The generation now has made it easier to equalize men and women but there is still a substantial amount of places where gender inequality is still happening in the workplace and where females still face discrimination. Women are often discriminated in the workplace and are usually not promoted as quickly as men are and they also receive less pay. History shows that women have not always been defined as property and thought of as second class citizens. But in the 21st century many have seen a drastic change in the so called “traditional” family ways where women are suppose to stay home and take care of the household chores, food, and children and men are suppose to work to support their family and provide financial stability. Many assume that in the workplace women are more vulnerable and less competent than men because women 's instincts are to put their family before work or anything else. Whereas men are the ones who will usually stay the late hours to work. People on both sides of the political spectrum and everywhere in between seem to be fearful of what is to come and more fearful of others than they are often willing to admit.

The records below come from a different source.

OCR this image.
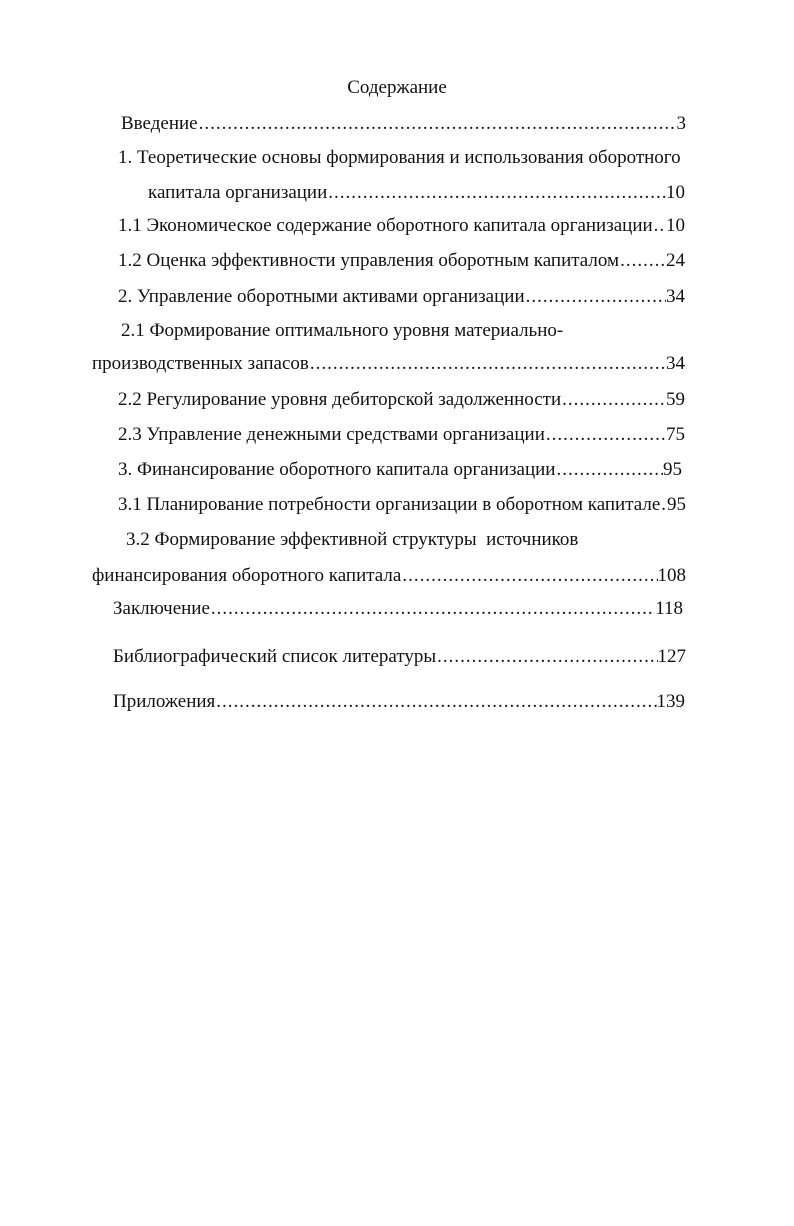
Содержание
Введение .....	3
1. Теоретические основы формирования и использования оборотного
капитала организации .....	10
1.1 Экономическое содержание оборотного капитала организации ..... 10
1.2 Оценка эффективности управления оборотным капиталом ..... 24
2. Управление оборотными активами организации .....	34
2.1 Формирование оптимального уровня материально-
производственных запасов .....	34
2.2 Регулирование уровня дебиторской задолженности .....	59
2.3 Управление денежными средствами организации .....	75
3. Финансирование оборотного капитала организации .....	95
3.1 Планирование потребности организации в оборотном капитале ..... 95
3.2 Формирование эффективной структуры  источников
финансирования оборотного капитала .....	108
Заключение .....	118
Библиографический список литературы .....	127
Приложения .....	139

The words ‘sex’ and ‘gender’ are commonly confused with each other in regular, everyday conversations when the two have very different meanings. The term ‘sex’ refers to the biological and physiological characteristics of a person, such as male or female; ‘gender’ is a social construction that refers to masculine or feminine roles in society ( Nordqvist). For
Question: What factors contribute to the persistent gender gap present in the workplace and politics in the United States? Which policy instrument(s) should be used to ameliorate the gender gap? Explain.
First of all I am going to begin with defining sex and gender. Sex in a sociological perspective is defined as the biological and physiological differences between men and women which are contrasted in terms of reproductive function(Abercrombie et al 2000 :313). On the other hand gender is sociologically conceived as the social roles allocated to men and women in society that is to say gender is learned not innate. However previously it was believed that sex determined gender thus the differences between men and
There are distinct differences between Sex and Gender. Sex is divided up into two divisions, male or female, based upon their reproductive system. Gender is the notion set by society on what social behaviours are acceptable for males and females, for example the expectation that females are more caring or nurturing than men. Gender can be further divided into two subcategorise: identity and stereotype. Gender identity is the concept that your sex and gender do not have to be the same but can different, i.e. a male at birth can identify as a female. These notions of acceptable behaviour set by society create gender stereotypes for both male and female, which can cause a person to reject their gender identity if they do not conform these gender stereotypes.